Eines Tages entdeckte ich plötzlich Bläschen auf meinem rechten Arm, unheimlich große, runde, wassergefüllte Etwasse. Wahrscheinlich kein schlimmes Zeichen, sagte ein Bekannter, vermutlich war ich nur einer Art Monsterbrennnessel zu nah gekommen. Aber im Auge behalten sollte ich die Bläschen schon, es könnte auch sein, dass ein Insekt Eier unter meine Haut gelegt habe, quasi ein Parasiten-Tattoo. Falls die Bläschen wandern, sei das ein Indiz dafür. Was man in diesem Fall tun könnte, sagte er nicht. Googeln konnte ich nicht. In diesem Moment verspürte ich eine große Lust, von einem Arzt zum anderen zu rennen – doch die nächste Praxis war eine Tagesreise weit weg.

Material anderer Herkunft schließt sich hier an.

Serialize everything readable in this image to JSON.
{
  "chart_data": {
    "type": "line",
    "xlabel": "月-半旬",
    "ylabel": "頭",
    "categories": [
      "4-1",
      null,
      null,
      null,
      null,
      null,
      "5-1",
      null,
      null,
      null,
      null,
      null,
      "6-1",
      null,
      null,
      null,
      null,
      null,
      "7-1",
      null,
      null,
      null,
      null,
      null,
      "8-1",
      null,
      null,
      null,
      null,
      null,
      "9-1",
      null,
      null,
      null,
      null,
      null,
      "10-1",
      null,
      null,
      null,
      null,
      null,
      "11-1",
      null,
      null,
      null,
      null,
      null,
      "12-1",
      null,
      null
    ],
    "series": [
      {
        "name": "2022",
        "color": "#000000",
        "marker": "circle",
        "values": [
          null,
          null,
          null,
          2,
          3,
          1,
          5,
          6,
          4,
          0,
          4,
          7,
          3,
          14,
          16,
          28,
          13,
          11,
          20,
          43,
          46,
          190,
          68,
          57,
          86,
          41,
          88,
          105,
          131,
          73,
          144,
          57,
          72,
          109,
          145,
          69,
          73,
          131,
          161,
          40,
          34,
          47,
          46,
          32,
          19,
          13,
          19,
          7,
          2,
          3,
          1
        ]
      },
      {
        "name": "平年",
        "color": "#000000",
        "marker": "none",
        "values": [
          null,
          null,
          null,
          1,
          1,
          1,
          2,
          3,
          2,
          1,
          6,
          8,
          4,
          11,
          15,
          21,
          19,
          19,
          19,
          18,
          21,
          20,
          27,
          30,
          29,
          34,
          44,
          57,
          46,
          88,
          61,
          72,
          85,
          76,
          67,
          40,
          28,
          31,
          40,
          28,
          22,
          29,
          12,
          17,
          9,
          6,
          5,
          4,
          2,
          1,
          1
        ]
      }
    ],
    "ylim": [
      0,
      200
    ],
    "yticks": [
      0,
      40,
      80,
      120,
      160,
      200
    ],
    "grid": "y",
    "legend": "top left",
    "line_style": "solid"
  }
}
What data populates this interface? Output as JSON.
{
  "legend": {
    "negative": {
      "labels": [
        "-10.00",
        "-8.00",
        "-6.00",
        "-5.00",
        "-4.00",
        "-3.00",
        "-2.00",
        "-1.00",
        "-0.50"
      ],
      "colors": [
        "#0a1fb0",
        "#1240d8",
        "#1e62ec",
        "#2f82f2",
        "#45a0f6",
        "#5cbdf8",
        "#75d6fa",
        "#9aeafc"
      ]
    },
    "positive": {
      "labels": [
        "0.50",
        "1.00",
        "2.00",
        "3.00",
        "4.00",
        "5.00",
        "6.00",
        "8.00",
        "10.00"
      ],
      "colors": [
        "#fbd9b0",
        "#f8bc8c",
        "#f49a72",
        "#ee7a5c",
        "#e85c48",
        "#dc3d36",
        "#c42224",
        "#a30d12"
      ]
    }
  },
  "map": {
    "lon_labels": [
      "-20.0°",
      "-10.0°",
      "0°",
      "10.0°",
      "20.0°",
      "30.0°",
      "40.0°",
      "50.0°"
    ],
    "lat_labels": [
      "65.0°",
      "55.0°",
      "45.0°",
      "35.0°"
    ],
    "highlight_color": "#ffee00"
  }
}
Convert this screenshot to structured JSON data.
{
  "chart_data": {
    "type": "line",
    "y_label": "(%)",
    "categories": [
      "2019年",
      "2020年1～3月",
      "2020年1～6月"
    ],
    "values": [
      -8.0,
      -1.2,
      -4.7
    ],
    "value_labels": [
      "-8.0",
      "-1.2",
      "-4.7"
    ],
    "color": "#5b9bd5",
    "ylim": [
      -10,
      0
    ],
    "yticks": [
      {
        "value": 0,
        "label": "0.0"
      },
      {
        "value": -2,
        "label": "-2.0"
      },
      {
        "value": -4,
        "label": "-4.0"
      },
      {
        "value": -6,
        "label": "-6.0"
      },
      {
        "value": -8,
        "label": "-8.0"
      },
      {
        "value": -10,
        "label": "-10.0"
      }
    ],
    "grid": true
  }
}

Es wird die Pflanze sein, sagte ich mir – und starrte meinen Arm an. Ununterbrochen. Bewegten sich die Bläschen? Das dort, das war doch gerade einen Millimeter nach rechts gehüpft! Wenn man nur lange genug auf seinen Arm starrt, beginnen sogar Sommersprossen zu marschieren.
Statt zu schlafen zählte ich in der Nacht Bläschen und ­malte mir aus, wie mein Körper zu einer Kita für Insekten wird. Ich müsste nur an etwas anderes denken, sagte ich mir. An Schokolade zum Beispiel. Für einen Moment gelang es. Doch schnell sprangen meine Gedanken auf Schokolade, in die eine Motte Eier gelegt hatte. Und schon fragte ich mich, ob ich schlüpfende Insekten überhaupt schmecke.
Morgens war klar: Es war die Pflanze. Die Bläschen waren weg –­ und auch mein Unverständnis für eingebildete Kranke. Das Erste, was ich tat, als ich zurück war: ins Tropeninstitut rennen, mich komplett durchchecken lassen.